A few weeks back I was contacted by the Cleveland Council on World Affairs (CCWA) to meet with a small delegation of representatives from Serbia who were interested in learning about environmental regulations, specifically those that relate to solid waste and/or recycling. While I was to be interviewed by the delegation members, I think I learned much more even though I wasn’t asking the questions. Here is a bit of background on the CCWA from their e-mail invitation:
The Cleveland Council on World Affairs (CCWA) hosts international leaders from all over the world year-round. Each year the CCWA hosts over 400 foreign nationals to meet and confer with their professional counterparts and to experience America firsthand. The visitors, who are selected by American Foreign Service Officers and U.S. Embassies overseas, are current or potential leaders in government, politics, the media, education, the arts, business and other fields.
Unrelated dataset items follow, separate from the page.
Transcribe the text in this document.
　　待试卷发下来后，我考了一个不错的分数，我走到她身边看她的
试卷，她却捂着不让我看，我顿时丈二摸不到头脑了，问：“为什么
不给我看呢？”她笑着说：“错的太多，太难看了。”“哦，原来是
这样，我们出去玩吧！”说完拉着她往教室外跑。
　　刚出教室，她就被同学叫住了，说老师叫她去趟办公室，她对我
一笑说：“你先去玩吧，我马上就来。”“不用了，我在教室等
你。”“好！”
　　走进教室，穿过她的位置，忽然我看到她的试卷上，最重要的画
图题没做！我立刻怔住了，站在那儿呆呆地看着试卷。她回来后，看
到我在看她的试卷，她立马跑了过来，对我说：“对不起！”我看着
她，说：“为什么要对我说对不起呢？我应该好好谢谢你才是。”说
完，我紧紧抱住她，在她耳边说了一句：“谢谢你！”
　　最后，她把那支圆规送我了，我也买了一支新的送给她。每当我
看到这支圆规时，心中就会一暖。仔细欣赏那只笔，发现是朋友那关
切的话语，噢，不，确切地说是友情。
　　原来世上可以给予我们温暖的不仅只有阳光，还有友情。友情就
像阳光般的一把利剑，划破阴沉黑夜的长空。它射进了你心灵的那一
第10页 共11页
This program is sponsored and funded by the United States Agency for International Development (USAID)
Members of the delegation worked in the following areas:
- Journalist reporting on environmental issues
- Manager of an electronic waste recycler
- Member of a trade association for chemical manufacturers
- Manager for a public utility company
- Members of Environmental Groups
- Local Government
- Green business consultant
- Small business owner with recycling operation
What jumps out at me from the list above is that you have the same cross-section of organizations and individuals involved in environmental policy in the U.S. Each individual is interested in representing their own constituents, business or advancing their own environmental principles.
During the exchange I was asked to describe various regulatory challenges faced by businesses. I was also asked, generally, about general attitudes of citizens toward protecting the environment or environmental issues. Here are a few interesting observations or conclusions I made from the meeting:
- Management of Electronic Waste– The delegation was interested to learn that there were no mandates requiring individuals or businesses to recycle electronic waste in Ohio. I was pressed on this point several times by members of the delegation. They thought it was interesting that any citizen could carry his old TV out to the corner to be thrown away in a landfill. Here is Ohio EPA guidance encouraging recycling of electronic waste.
- Used Tires- While I think elimination of used tire piles is one of the biggest environmental success stories in the State of Ohio, the delegation provided a different perspective. The laughed and smirked when told that an individual was allowed to accumulate 23 million tires on their property (Kirby Tire Pile). For a country known for its sophisticated (if not overly complex) environmental regulations, it is somewhat odd this slipped through the cracks. As a result, Ohio was forced to enact a new tax on tires and it took nine years to clean up the Kirby Tire Pile.
- Renewable Portfolio Standards– I was asked to provide some pretty detailed information regarding Ohio’s Advanced Energy Portfolio Standard, including use of alternative compliance payments and renewable energy credits (RECs). I was told that Serbia was working toward a RPS standard. I thought it was interesting that a small European country was developing a very sophisticated energy program.
- Jobs and the Environment- I was asked to comment on general attitude of the public on environmental issues. Some were interested in understanding how those attitude vary depending on what state you called home. Overall, there seemed to be general understanding among the delegation of the interplay between the economy and environmental regulation which challenged my perception those debates were less heated in Europe than in the U.S. Just like in the U.S., I got the feeling there was a wide range of opinions within the room. Those opinions can change with time as well. As noted in CNN recent poll on attitudes of Americans towards the root cause of global warming.
Overall, some of my own perceptions or paradigms regarding environmental regulation were challenged. It usually takes someone or a group of people from the outside to get you to re-examine your own perceptions. I found it very enlightening even though I didn’t get to ask a single question.